The TPP also gives global corporations an international tribunal of private attorneys, outside any nation’s legal system, who can order compensation for any “unjust expropriation” of foreign assets.

Even better for global companies, the tribunal can order compensation for any lost profits found to result from a nation’s regulations. Philip Morris is using a similar provision against Uruguay (the provision appears in a bilateral trade treaty between Uruguay and Switzerland), claiming that Uruguay’s strong anti-smoking regulations unfairly diminish the company’s profits.

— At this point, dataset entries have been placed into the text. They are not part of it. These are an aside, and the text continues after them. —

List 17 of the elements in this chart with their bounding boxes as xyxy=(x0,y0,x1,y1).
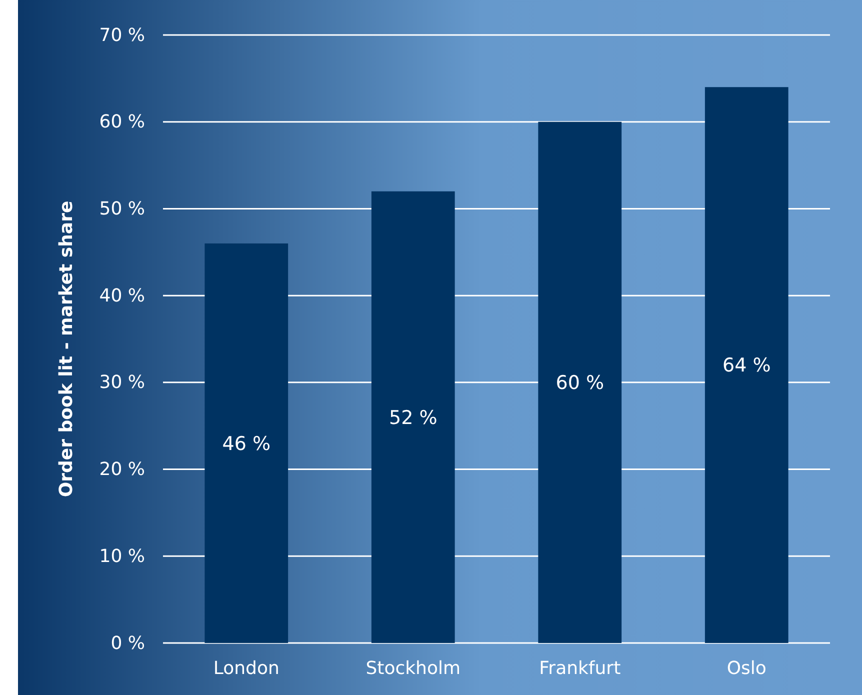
y-tick-label: 10 % xyxy=(99,546,145,567)
y-tick-label: 50 % xyxy=(99,198,145,220)
data-label: 52 % xyxy=(388,406,438,429)
x-tick-label: Stockholm xyxy=(366,658,461,679)
data-label: 64 % xyxy=(722,354,771,377)
y-tick-label: 30 % xyxy=(99,372,145,394)
y-tick-label: 70 % xyxy=(99,24,145,46)
data-label: 60 % xyxy=(556,372,604,394)
y-tick-label: 20 % xyxy=(99,459,145,480)
y-axis-title: Order book lit - market share xyxy=(56,200,77,498)
y-tick-label: 40 % xyxy=(99,285,145,306)
x-tick-label: Frankfurt xyxy=(539,658,621,679)
y-tick-label: 0 % xyxy=(110,632,145,654)
x-tick-label: Oslo xyxy=(726,658,766,679)
data-label: 46 % xyxy=(222,432,271,455)
y-tick-label: 60 % xyxy=(99,112,145,133)
x-tick-label: London xyxy=(213,658,280,679)
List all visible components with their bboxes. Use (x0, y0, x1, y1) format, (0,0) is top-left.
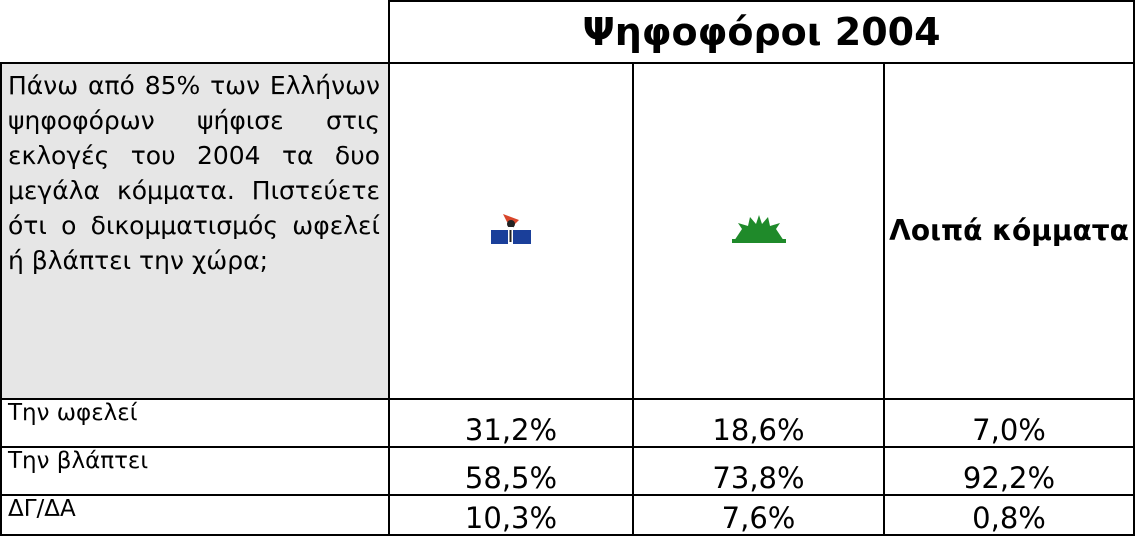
row: Την βλάπτει 58,5% 73,8% 92,2% (0, 446, 1135, 496)
question: Πάνω από 85% των Ελλήνων ψηφοφόρων ψήφισ… (0, 62, 390, 400)
row: ΔΓ/ΔΑ 10,3% 7,6% 0,8% (0, 494, 1135, 536)
row-label: Την βλάπτει (0, 446, 390, 496)
cell-value: 58,5% (388, 446, 634, 496)
cell-value: 31,2% (388, 398, 634, 448)
cell-value: 7,0% (883, 398, 1135, 448)
row-label: ΔΓ/ΔΑ (0, 494, 390, 536)
cell-value: 10,3% (388, 494, 634, 536)
cell-value: 18,6% (632, 398, 885, 448)
pasok-logo-cell (632, 62, 885, 400)
cell-value: 92,2% (883, 446, 1135, 496)
header: Ψηφοφόροι 2004 (388, 0, 1135, 64)
rows: Την ωφελεί 31,2% 18,6% 7,0% Την βλάπτει 58,5%… (0, 398, 1135, 536)
empty-cell (1, 1, 389, 64)
cell-value: 73,8% (632, 446, 885, 496)
pasok-logo (731, 215, 786, 243)
cell-value: 0,8% (883, 494, 1135, 536)
row-label: Την ωφελεί (0, 398, 390, 448)
cell-value: 7,6% (632, 494, 885, 536)
nd-logo (491, 214, 531, 244)
nd-logo-cell (388, 62, 634, 400)
row: Την ωφελεί 31,2% 18,6% 7,0% (0, 398, 1135, 448)
other-parties: Λοιπά κόμματα (883, 62, 1135, 400)
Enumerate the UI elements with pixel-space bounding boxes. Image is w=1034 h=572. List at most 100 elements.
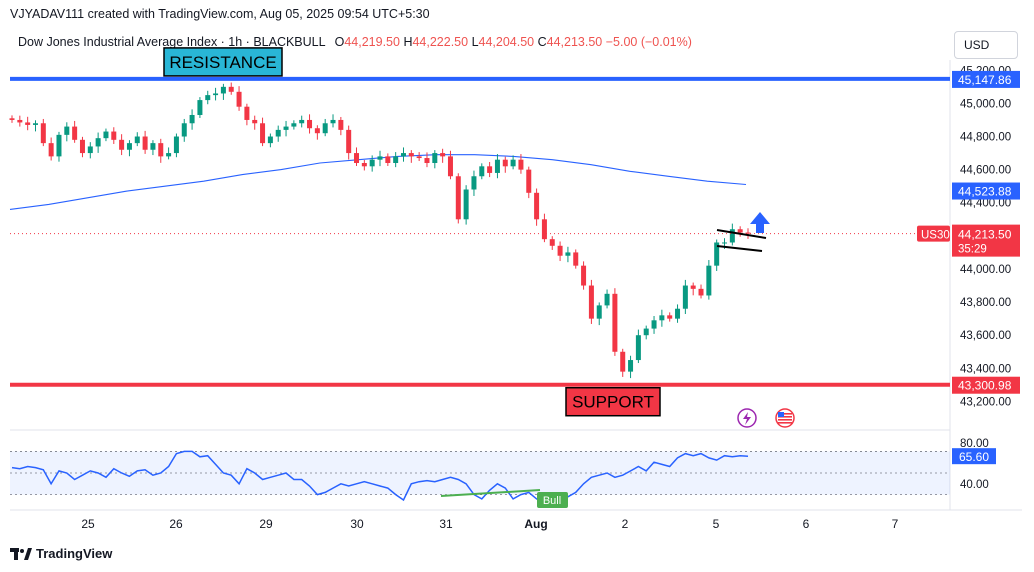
candle-body <box>134 136 140 144</box>
time-tick-label: 30 <box>350 517 364 531</box>
flag-lower-line <box>716 245 763 252</box>
candle-body <box>64 126 70 135</box>
low-value: 44,204.50 <box>478 35 535 49</box>
price-tick-label: 44,400.00 <box>960 198 1011 210</box>
change-value: −5.00 (−0.01%) <box>605 35 692 49</box>
chart-credit: VJYADAV111 created with TradingView.com,… <box>10 7 430 21</box>
support-price-tag <box>952 376 1020 394</box>
price-tick-label: 44,600.00 <box>960 165 1011 177</box>
candle-body <box>56 134 62 157</box>
candle-body <box>119 139 125 150</box>
candle-body <box>526 169 532 193</box>
candle-body <box>463 189 469 220</box>
low-label: L <box>471 35 479 49</box>
candle-body <box>487 166 493 173</box>
candle-body <box>510 159 516 167</box>
candle-body <box>573 252 579 266</box>
time-tick-label: Aug <box>524 517 547 531</box>
price-tick-label: 44,800.00 <box>960 132 1011 144</box>
candle-body <box>440 153 446 157</box>
rsi-value-tag <box>952 448 996 465</box>
symbol-tag <box>917 225 950 242</box>
candle-body <box>447 156 453 177</box>
candle-body <box>314 128 320 134</box>
candle-body <box>166 153 172 157</box>
close-label: C <box>537 35 547 49</box>
open-value: 44,219.50 <box>344 35 400 49</box>
candle-body <box>197 100 203 115</box>
candle-body <box>244 106 250 120</box>
rsi-tick-label: 80.00 <box>960 438 989 450</box>
candle-body <box>557 245 563 256</box>
ma-price-tag <box>952 182 1020 200</box>
candle-body <box>189 114 195 124</box>
resistance-price-label: 45,147.86 <box>958 73 1012 87</box>
rsi-tick-label: 40.00 <box>960 479 989 491</box>
candle-body <box>48 143 54 157</box>
candle-body <box>236 91 242 107</box>
time-tick-label: 29 <box>259 517 273 531</box>
countdown-label: 35:29 <box>958 244 987 256</box>
candle-body <box>722 242 728 244</box>
us-flag-stripe <box>778 413 792 415</box>
last-price-label: 44,213.50 <box>958 228 1012 242</box>
close-value: 44,213.50 <box>546 35 603 49</box>
candle-body <box>9 118 15 120</box>
candle-body <box>95 138 101 147</box>
time-tick-label: 5 <box>713 517 720 531</box>
price-tick-label: 44,000.00 <box>960 264 1011 276</box>
currency-button[interactable]: USD <box>954 31 1018 59</box>
support-label-box <box>565 386 661 417</box>
candle-body <box>651 320 657 329</box>
price-tick-label: 43,600.00 <box>960 330 1011 342</box>
candle-body <box>596 305 602 319</box>
candle-body <box>338 119 344 130</box>
candle-body <box>213 93 219 96</box>
us-flag-stripe <box>778 419 792 421</box>
tradingview-brand: TradingView <box>36 546 113 561</box>
resistance-price-tag <box>952 70 1020 88</box>
candle-body <box>220 86 226 94</box>
candle-body <box>714 242 720 266</box>
candle-body <box>260 123 266 144</box>
support-price-label: 43,300.98 <box>958 379 1012 393</box>
candle-body <box>252 119 258 124</box>
candle-body <box>549 239 555 246</box>
candle-body <box>181 123 187 137</box>
bull-divergence-tag <box>537 492 568 508</box>
candle-body <box>322 123 328 134</box>
open-label: O <box>334 35 345 49</box>
candle-body <box>635 335 641 361</box>
bull-divergence-line <box>440 489 541 497</box>
candle-body <box>72 126 78 140</box>
candle-body <box>267 136 273 144</box>
time-tick-label: 6 <box>803 517 810 531</box>
candle-body <box>361 163 367 167</box>
candle-body <box>385 156 391 164</box>
candle-body <box>518 159 524 170</box>
candle-body <box>32 123 38 125</box>
rsi-line <box>11 450 749 505</box>
candle-body <box>377 156 383 160</box>
candle-body <box>25 122 31 125</box>
candle-body <box>299 119 305 124</box>
candle-body <box>291 123 297 127</box>
resistance-label-box <box>163 47 283 77</box>
candle-body <box>612 293 618 352</box>
candle-body <box>228 86 234 92</box>
candle-body <box>455 176 461 220</box>
candle-body <box>275 129 281 137</box>
candle-body <box>307 119 313 129</box>
moving-average-line <box>9 154 747 210</box>
candle-body <box>330 119 336 124</box>
candle-body <box>346 129 352 154</box>
candle-body <box>690 285 696 289</box>
price-tick-label: 43,400.00 <box>960 363 1011 375</box>
candle-body <box>283 126 289 130</box>
candle-body <box>494 159 500 173</box>
candle-body <box>588 285 594 319</box>
candle-body <box>205 95 211 101</box>
candle-body <box>604 293 610 306</box>
us-flag-event-icon <box>775 408 795 428</box>
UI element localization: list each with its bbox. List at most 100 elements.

Anyone believing the TPP is good for Americans take note: The foreign subsidiaries of U.S.-based corporations could just as easily challenge any U.S. government regulation they claim unfairly diminishes their profits – say, a regulation protecting American consumers from unsafe products or unhealthy foods, investors from fraudulent securities or predatory lending, workers from unsafe working conditions, taxpayers from another bailout of Wall Street, or the environment from toxic emissions.

The administration says the trade deal will boost U.S. exports in the fast-growing Pacific basin where the United States faces growing economic competition from China. The TPP is part of Obama’s strategy to contain China’s economic and strategic prowess.

Fine. But the deal will also allow American corporations to outsource even more jobs abroad.

In other words, the TPP is a Trojan horse in a global race to the bottom, giving big corporations and Wall Street banks a way to eliminate any and all laws and regulations that get in the way of their profits.

At a time when corporate profits are at record highs and the real median wage is lower than it’s been in four decades, most Americans need protection – not from international trade but from the political power of large corporations and Wall Street.

The Trans Pacific Partnership is the wrong remedy to the wrong problem. Any way you look at it, it’s just plain wrong.